On a recent episode of E&C's Pod of Awesomeness former WWE superstars Edge and Christian discussed Jinder Mahal and his title reign. The boys were supportive of Mahal's victory and stressed patience with the budding superstar.
Captain Charisma, Christian spoke to the surprise and timing of Mahal's big push:
"I think it's good. I think it's a good surprise. I mean, I like it when there's… it's hard to shock people, especially when people want to know, like, spoilers and stuff like that. People seem to want to know stuff that's going to happen before it happens sometimes instead of just enjoying it and following the ride and just seeing where it takes you. So it just was legitimately one of those ones where you didn't know which way they were going to go on it and I like it. I think it's different and I think it's one of those ones too, even speaking from personal experience, that you sometimes you've just got to throw that person in that spot and see if they can sink or swim, if they have it in them to step up and be believable in that spot."

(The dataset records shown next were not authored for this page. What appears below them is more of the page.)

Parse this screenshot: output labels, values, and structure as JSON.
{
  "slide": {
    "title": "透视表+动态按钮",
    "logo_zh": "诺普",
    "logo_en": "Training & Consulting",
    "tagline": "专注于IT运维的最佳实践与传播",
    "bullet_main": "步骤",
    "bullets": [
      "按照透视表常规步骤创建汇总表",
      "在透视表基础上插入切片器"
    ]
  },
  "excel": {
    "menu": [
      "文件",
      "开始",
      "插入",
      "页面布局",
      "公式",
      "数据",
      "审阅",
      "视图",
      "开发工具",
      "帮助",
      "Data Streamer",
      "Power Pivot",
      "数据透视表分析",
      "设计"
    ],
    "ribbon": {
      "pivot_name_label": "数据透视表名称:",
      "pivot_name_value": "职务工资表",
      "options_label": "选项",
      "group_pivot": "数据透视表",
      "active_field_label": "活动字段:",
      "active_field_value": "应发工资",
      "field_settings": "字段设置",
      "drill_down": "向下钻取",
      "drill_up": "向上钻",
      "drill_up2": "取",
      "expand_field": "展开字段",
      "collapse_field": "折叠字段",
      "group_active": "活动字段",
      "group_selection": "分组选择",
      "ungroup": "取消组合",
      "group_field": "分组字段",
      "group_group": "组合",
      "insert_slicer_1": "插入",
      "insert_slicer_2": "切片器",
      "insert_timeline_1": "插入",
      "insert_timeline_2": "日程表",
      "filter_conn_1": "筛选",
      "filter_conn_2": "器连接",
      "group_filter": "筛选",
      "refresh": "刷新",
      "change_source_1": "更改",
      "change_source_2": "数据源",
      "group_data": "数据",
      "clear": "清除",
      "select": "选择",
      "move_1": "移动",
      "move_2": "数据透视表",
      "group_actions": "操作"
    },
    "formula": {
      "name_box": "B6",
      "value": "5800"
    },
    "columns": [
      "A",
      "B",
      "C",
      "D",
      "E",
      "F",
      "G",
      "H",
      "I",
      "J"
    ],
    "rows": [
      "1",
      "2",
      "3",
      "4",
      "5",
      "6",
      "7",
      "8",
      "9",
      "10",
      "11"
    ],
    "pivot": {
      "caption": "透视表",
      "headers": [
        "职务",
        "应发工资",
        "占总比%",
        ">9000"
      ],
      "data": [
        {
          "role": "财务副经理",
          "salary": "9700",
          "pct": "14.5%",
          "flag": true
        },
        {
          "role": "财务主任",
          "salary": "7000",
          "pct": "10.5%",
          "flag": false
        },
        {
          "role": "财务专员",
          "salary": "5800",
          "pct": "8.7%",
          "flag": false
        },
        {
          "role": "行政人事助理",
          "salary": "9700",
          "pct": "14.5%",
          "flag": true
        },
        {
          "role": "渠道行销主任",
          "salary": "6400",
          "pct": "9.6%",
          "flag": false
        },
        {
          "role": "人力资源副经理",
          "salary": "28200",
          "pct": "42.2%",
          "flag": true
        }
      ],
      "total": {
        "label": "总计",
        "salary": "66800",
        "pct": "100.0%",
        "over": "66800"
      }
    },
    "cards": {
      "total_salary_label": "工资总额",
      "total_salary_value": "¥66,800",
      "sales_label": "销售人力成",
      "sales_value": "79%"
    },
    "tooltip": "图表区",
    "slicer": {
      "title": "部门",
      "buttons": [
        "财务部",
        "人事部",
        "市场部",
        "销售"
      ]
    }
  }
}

Edge countered by addressing the sudden rise of Mahal and reiterated that we as fans should give this program room to develop.
"I know the knee-jerk reaction from a lot of wrestling fans is, 'huh? Why?' Settle down. Relax. I'm going to be Uncle Edge here and try and talk you off the ledge. Here's how I'm looking at this. You can say it's a business decision because WWE is breaking ground in India. Well, okay. Then, it's a good business decision. If you want a billion people to latch onto the product, then maybe put the 6'5", 240 lbs. Indian dude as your world heavyweight champion. Just saying."
This is a great perspective from guys who have seen it all as WWE talent. Strangely enough, statements like this from revered superstars should buy Jinder Mahal a little more time as champion. However, with each appearance Mahal makes, it seems that the WWE Universe is less and less willing to humor him.
If Mahal retains his championship against Randy Orton at Money in the Bank, significant changes are due in order to keep his character compelling. Perhaps, as Edge alluded, Mahal's run as champion is more of a one off to appeal to the growing Indian fan base.
However, it is the American fanbase that is most loyal and thusly most profitable. For WWE, they'll need to measure the importance of adding fans in India compared to losing fans in America. Jinder's lack of potency and theatrical appeal has nothing to do with a xenophobic crowd, it's more about his anemic presence. Fans are not turning away because they are offended, but because they are bored.
We'll know what's most important to WWE after Money in the Bank. Until then, keep watching wrestling.